A mom who let her six children wait ten minutes in the car while she ran in to get them muffins at a local Kentucky cafe is the focus of this oped I co-authored in The Washington Post.
Perhaps you can guess what happened next to the mom, Holly Curry. In fact, I’ll bet you can. Though it was 67 degrees and partly cloudy, and though it is statistically safer to let kids wait in the car than drag them across a parking lot—the heart-wrenching stories of kids who die in cars almost always involve children forgotten there for hours, not simply waiting out an errand—Curry found herself in trouble with the police:
When she came out less than 10 minutes later, two officers rebuked Curry for leaving her kids in the car. They told her she wasn’t being arrested, just “detained.” She started to cry and asked permission to call her husband, Josiah, but that request was denied. No one asked to see the kids, still sitting in the car.
The officers told Curry that while they were not charging her with any crime, they were going to file a “JC3 form” — a hotline-type alert to the Kentucky child protection system.
The next day a child protective services investigator showed up, eventually with a sheriff’s deputy. All this is laid out in a lawsuit the Currys are now pursuing.
The two authorities insisted on entering Holly’s home, though they had no warrant, warning her that if she stood her constitutional ground and forbid them entry, they would return and take her kids, the lawsuit alleges. Curry let them in.
Once inside, the woman from CPS:
…questioned Curry about her home life. Curry answered fully, the lawsuit said, worried that any refusal would add to her peril. The investigator insisted on taking the youngest child from Curry’s lap and, without permission, began to undress her. In the presence of the male deputy, the investigator proceeded to undress each child, male and female, down to the genitals (removing the diapers of the two youngest). Curry tried to object, but she knew she was powerless to stop the investigator from doing full-body inspections.
The last to be undressed was her 4-year-old son, taught by his pediatrician that he should never let a stranger take his clothes off without his mom’s okay. But when the boy tried to make eye contact with Curry, the investigator stood directly in his line of sight, leaving him helpless. Then the investigator pointed to the deputy and said, “Show that cop your muscles!” The little boy removed his shirt and flexed his biceps as ordered. The investigator and deputy began laughing while the investigator started to pull down his pants. When the little boy finally was able to look back at his mother, she was holding back tears. The little boy’s face registered shame and fear.

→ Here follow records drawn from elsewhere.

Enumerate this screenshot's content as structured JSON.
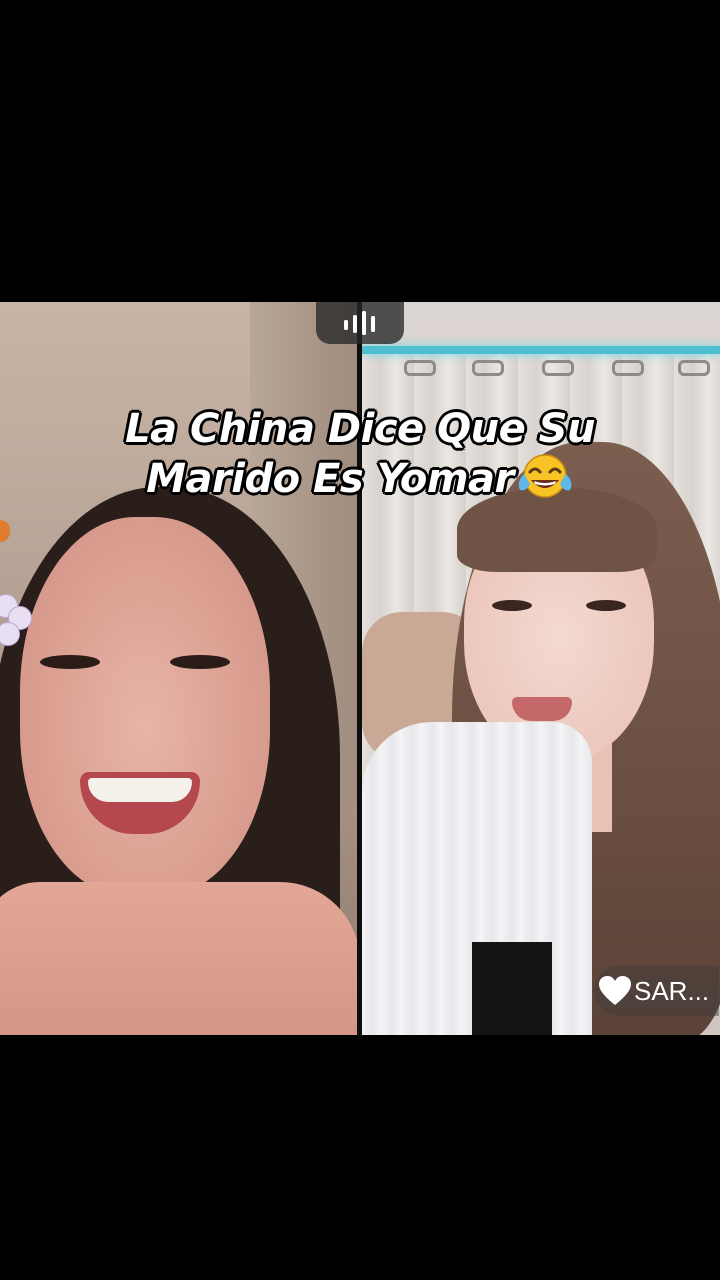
{
  "caption": {
    "line1": "La China Dice Que Su",
    "line2": "Marido Es Yomar",
    "emoji_icon": "face-with-tears-of-joy-icon"
  },
  "audio_indicator": {
    "icon": "sound-bars-icon"
  },
  "user_tag": {
    "icon": "heart-icon",
    "label": "SAR..."
  },
  "colors": {
    "background": "#000000",
    "caption_text": "#ffffff",
    "caption_outline": "#000000",
    "curtain_light": "#4dbfd0",
    "divider": "#0d0d0d"
  }
}
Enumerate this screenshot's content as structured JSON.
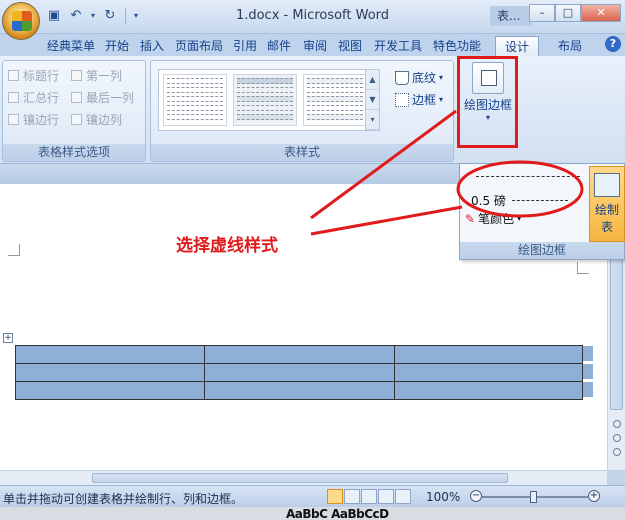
{
  "window": {
    "title": "1.docx - Microsoft Word",
    "context_tab_label": "表...",
    "controls": [
      "–",
      "□",
      "✕"
    ]
  },
  "tabs": [
    {
      "label": "经典菜单"
    },
    {
      "label": "开始"
    },
    {
      "label": "插入"
    },
    {
      "label": "页面布局"
    },
    {
      "label": "引用"
    },
    {
      "label": "邮件"
    },
    {
      "label": "审阅"
    },
    {
      "label": "视图"
    },
    {
      "label": "开发工具"
    },
    {
      "label": "特色功能"
    },
    {
      "label": "设计",
      "active": true
    },
    {
      "label": "布局"
    }
  ],
  "ribbon": {
    "style_options": {
      "label": "表格样式选项",
      "checkboxes": [
        "标题行",
        "第一列",
        "汇总行",
        "最后一列",
        "镶边行",
        "镶边列"
      ]
    },
    "table_styles": {
      "label": "表样式",
      "shading_label": "底纹",
      "borders_label": "边框"
    },
    "draw_borders_button": "绘图边框"
  },
  "dropdown": {
    "weight_label": "0.5 磅",
    "pen_color_label": "笔颜色",
    "draw_table_label": "绘制表",
    "group_label": "绘图边框"
  },
  "annotation": "选择虚线样式",
  "status": {
    "text": "单击并拖动可创建表格并绘制行、列和边框。",
    "zoom": "100%"
  },
  "taskbar_text": "AaBbC AaBbCcD",
  "colors": {
    "highlight_red": "#e11b1b",
    "table_fill": "#8fb0d6",
    "ribbon_bg": "#dde8f6"
  }
}
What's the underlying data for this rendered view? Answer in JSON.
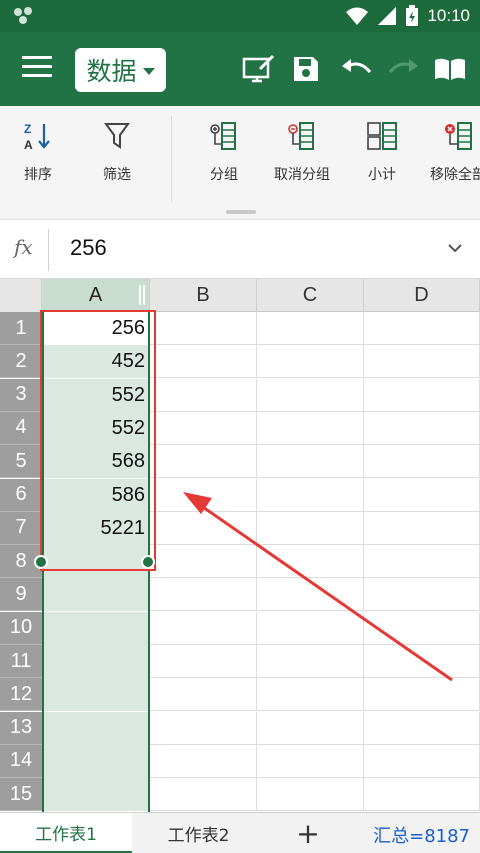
{
  "status_bar": {
    "time": "10:10"
  },
  "app_bar": {
    "menu_icon": "hamburger-icon",
    "current_tab": "数据",
    "actions": [
      "edit-screen-icon",
      "save-icon",
      "undo-icon",
      "redo-icon",
      "book-icon"
    ]
  },
  "ribbon": {
    "buttons": [
      {
        "label": "排序",
        "icon": "sort-az-icon"
      },
      {
        "label": "筛选",
        "icon": "filter-icon"
      },
      {
        "label": "分组",
        "icon": "group-icon"
      },
      {
        "label": "取消分组",
        "icon": "ungroup-icon"
      },
      {
        "label": "小计",
        "icon": "subtotal-icon"
      },
      {
        "label": "移除全部",
        "icon": "remove-all-icon"
      }
    ]
  },
  "formula_bar": {
    "fx_label": "fx",
    "value": "256"
  },
  "grid": {
    "columns": [
      "A",
      "B",
      "C",
      "D"
    ],
    "rows": [
      "1",
      "2",
      "3",
      "4",
      "5",
      "6",
      "7",
      "8",
      "9",
      "10",
      "11",
      "12",
      "13",
      "14",
      "15"
    ],
    "column_a_values": [
      "256",
      "452",
      "552",
      "552",
      "568",
      "586",
      "5221"
    ]
  },
  "sheet_tabs": {
    "tabs": [
      "工作表1",
      "工作表2"
    ],
    "add_label": "+",
    "sum_label": "汇总=8187"
  },
  "colors": {
    "brand": "#217346",
    "annotation": "#e53935",
    "sum_text": "#1a5fd0"
  }
}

About two weeks later, Holly was found not guilty of child neglect. But why did a muffin stop end up with a strip search at all? How dare the authorities not only second-guess a mom’s very safe decision, but take their investigation so far beyond the bounds of common sense—and decency? That’s what motivated the Currys to file their federal civil rights lawsuit that challenges the entry into their home under coercion, the seizure of the children inside the home, and the strip-searches.
Local Kentucky lawyers and the national Home School Legal Defense Association are counsel in the case.
If they win, it will reinforce what should be a given: Parents deserve the right to make seat-of-the-pants decisions that do not put their kids in any real, obvious and statistically likely danger. Waiting 10 minutes for muffins falls into that no-real-danger category.
My co-author on this piece was Diane Redleaf, co-chair of United Family Advocates, a bipartisan federal policy advocacy network, and a legal consultant to Let Grow. Together we are trying to keep helicopter parenting from becoming the law of the land—one muffin at a time.